Com aproximadamente 1,5cm de diâmetro e pesando menos de 15g, o botão foi encontrado, por volta do meio-dia do dia 25 de setembro de 2007, na Rua Astrogildo de Azevendo, quase esquina com a Rua do Acampamento, em direção à Riachuelo (desceeeendooo!). Carla Arend, publicitária de 21 anos, declarou à imprensa que avistou o botão a, no mínimo, 4 metros de distância. “Brilhava muito e emitia sons eruditos”, contou-nos, entusiasmadíssima a jovem que acabara de batizar o botão de “Blanc”.

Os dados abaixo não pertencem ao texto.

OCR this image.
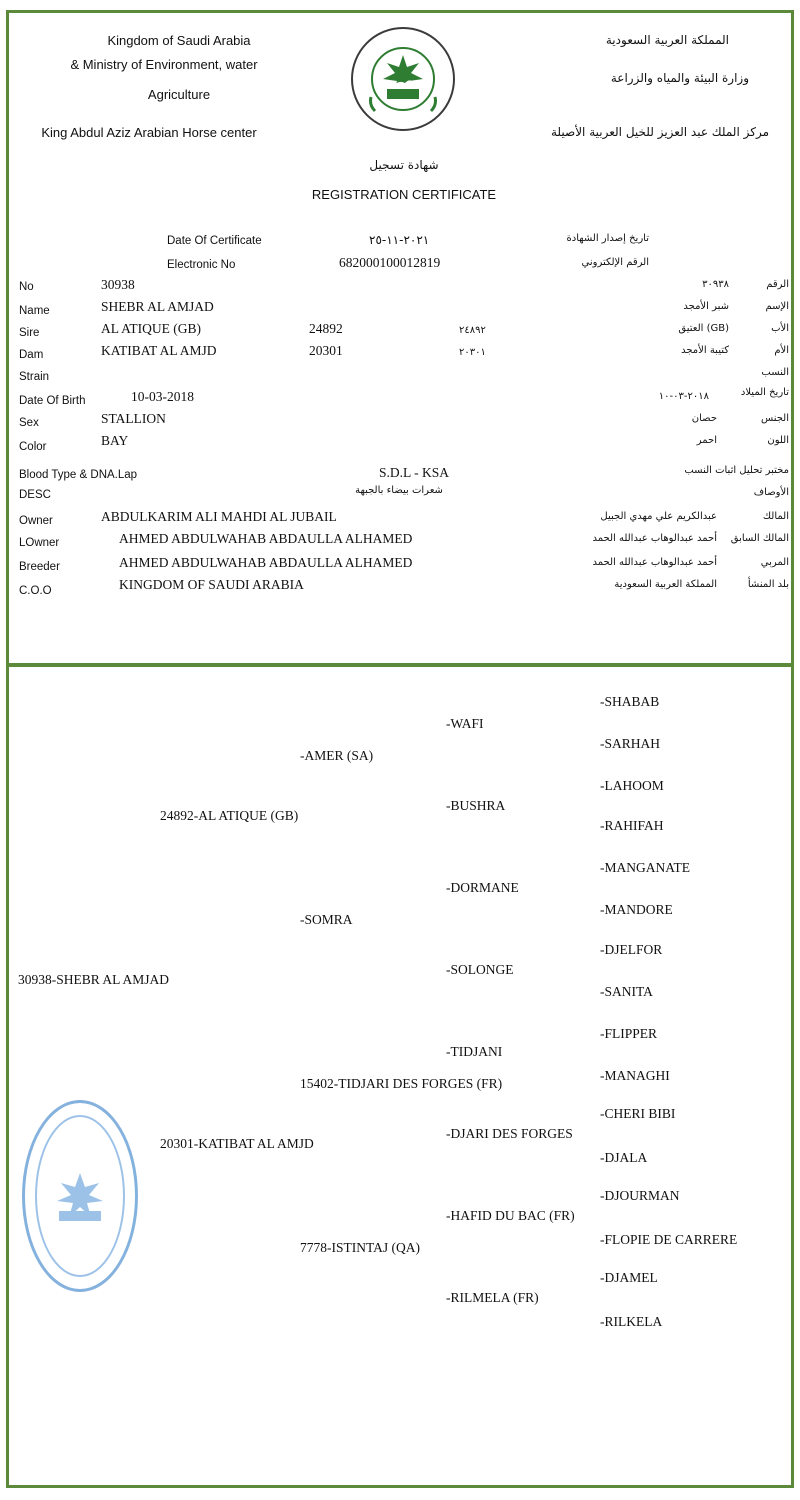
Kingdom of Saudi Arabia
& Ministry of Environment, water
Agriculture
King Abdul Aziz Arabian Horse center
المملكة العربية السعودية
وزارة البيئة والمياه والزراعة
مركز الملك عبد العزيز للخيل العربية الأصيلة
شهادة تسجيل
REGISTRATION CERTIFICATE
Date Of Certificate	٢٠٢١-١١-٢٥	تاريخ إصدار الشهادة
Electronic No	682000100012819	الرقم الإلكتروني
No	30938	٣٠٩٣٨	الرقم
Name	SHEBR AL AMJAD	شبر الأمجد	الإسم
Sire	AL ATIQUE (GB)	24892	٢٤٨٩٢	(GB) العتيق	الأب
Dam	KATIBAT AL AMJD	20301	٢٠٣٠١	كتيبة الأمجد	الأم
Strain	النسب
Date Of Birth	10-03-2018	٢٠١٨-٠٣-١٠	تاريخ الميلاد
Sex	STALLION	حصان	الجنس
Color	BAY	احمر	اللون
Blood Type & DNA.Lap	S.D.L - KSA	مختبر تحليل اثبات النسب
DESC	شعرات بيضاء بالجبهة	الأوصاف
Owner	ABDULKARIM ALI MAHDI AL JUBAIL	عبدالكريم علي مهدي الجبيل	المالك
LOwner	AHMED ABDULWAHAB ABDAULLA ALHAMED	أحمد عبدالوهاب عبدالله الحمد	المالك السابق
Breeder	AHMED ABDULWAHAB ABDAULLA ALHAMED	أحمد عبدالوهاب عبدالله الحمد	المربي
C.O.O	KINGDOM OF SAUDI ARABIA	المملكة العربية السعودية	بلد المنشأ
30938-SHEBR AL AMJAD
24892-AL ATIQUE (GB)
20301-KATIBAT AL AMJD
-AMER (SA)
-SOMRA
15402-TIDJARI DES FORGES (FR)
7778-ISTINTAJ (QA)
-WAFI
-BUSHRA
-DORMANE
-SOLONGE
-TIDJANI
-DJARI DES FORGES
-HAFID DU BAC (FR)
-RILMELA (FR)
-SHABAB
-SARHAH
-LAHOOM
-RAHIFAH
-MANGANATE
-MANDORE
-DJELFOR
-SANITA
-FLIPPER
-MANAGHI
-CHERI BIBI
-DJALA
-DJOURMAN
-FLOPIE DE CARRERE
-DJAMEL
-RILKELA
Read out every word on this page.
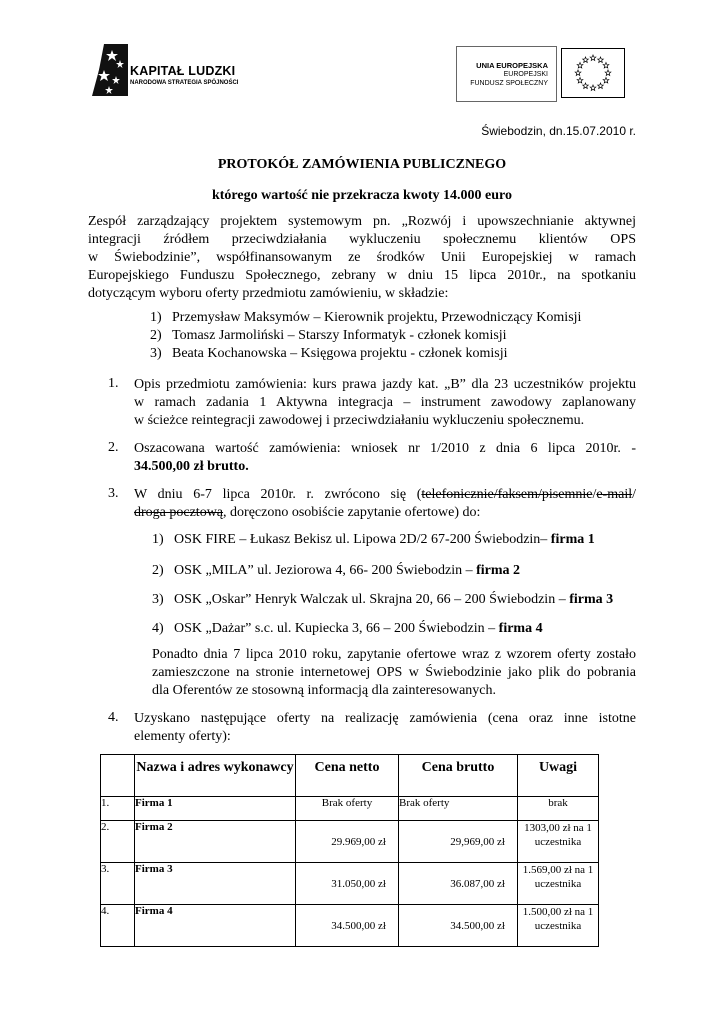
KAPITAŁ LUDZKI
NARODOWA STRATEGIA SPÓJNOŚCI
UNIA EUROPEJSKA
EUROPEJSKI
FUNDUSZ SPOŁECZNY
Świebodzin, dn.15.07.2010 r.
PROTOKÓŁ ZAMÓWIENIA PUBLICZNEGO
którego wartość nie przekracza kwoty 14.000 euro
Zespół zarządzający projektem systemowym pn. „Rozwój i upowszechnianie aktywnej
integracji źródłem przeciwdziałania wykluczeniu społecznemu klientów OPS
w Świebodzinie”, współfinansowanym ze środków Unii Europejskiej w ramach
Europejskiego Funduszu Społecznego, zebrany w dniu 15 lipca 2010r., na spotkaniu
dotyczącym wyboru oferty przedmiotu zamówieniu, w składzie:
1) Przemysław Maksymów – Kierownik projektu, Przewodniczący Komisji
2) Tomasz Jarmoliński – Starszy Informatyk - członek komisji
3) Beata Kochanowska – Księgowa projektu - członek komisji
1. Opis przedmiotu zamówienia: kurs prawa jazdy kat. „B” dla 23 uczestników projektu
w ramach zadania 1 Aktywna integracja – instrument zawodowy zaplanowany
w ścieżce reintegracji zawodowej i przeciwdziałaniu wykluczeniu społecznemu.
2. Oszacowana wartość zamówienia: wniosek nr 1/2010 z dnia 6 lipca 2010r. -
34.500,00 zł brutto.
3. W dniu 6-7 lipca 2010r. r. zwrócono się (telefonicznie/faksem/pisemnie/e-mail/
droga pocztową, doręczono osobiście zapytanie ofertowe) do:
1) OSK FIRE – Łukasz Bekisz ul. Lipowa 2D/2 67-200 Świebodzin– firma 1
2) OSK „MILA” ul. Jeziorowa 4, 66- 200 Świebodzin – firma 2
3) OSK „Oskar” Henryk Walczak ul. Skrajna 20, 66 – 200 Świebodzin – firma 3
4) OSK „Dażar” s.c. ul. Kupiecka 3, 66 – 200 Świebodzin – firma 4
Ponadto dnia 7 lipca 2010 roku, zapytanie ofertowe wraz z wzorem oferty zostało
zamieszczone na stronie internetowej OPS w Świebodzinie jako plik do pobrania
dla Oferentów ze stosowną informacją dla zainteresowanych.
4. Uzyskano następujące oferty na realizację zamówienia (cena oraz inne istotne
elementy oferty):
	Nazwa i adres wykonawcy	Cena netto	Cena brutto	Uwagi
1.	Firma 1	Brak oferty	Brak oferty	brak
2.	Firma 2	29.969,00 zł	29,969,00 zł	1303,00 zł na 1 uczestnika
3.	Firma 3	31.050,00 zł	36.087,00 zł	1.569,00 zł na 1 uczestnika
4.	Firma 4	34.500,00 zł	34.500,00 zł	1.500,00 zł na 1 uczestnika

Enquanto o proprietário do botão não procura-la e provar que é o dono, Carla Arend promete não entregar o botão a ninguém, nem sob ameaças judiciais. Disse que esses presentes mudam o rumo da vida de qualquer indivíduo e que não considera justo que sejam afastados, a menos que eles – referindo-se aos presentes – desejem.

Carla Arend aproveitou o intervalo do almoço para fazer compras com o botão e mima-lo com muitos carboidratos. Não foi trabalhar esta tarde e planeja viajar com “Blanc” na próxima semana. “Quem sabe para Dilermando de Aguiar”, acrescentou a garota com os olhos cheios de esperança e amor.

Bacana, romântica e delicada, Carla Arend nos enviou esta nota alertando que servirá para puro descargo de consciência, afirma ter certeza de que “Blanc” foi abandonado e saberá valoriza-lo mais do que qualquer outra pessoa.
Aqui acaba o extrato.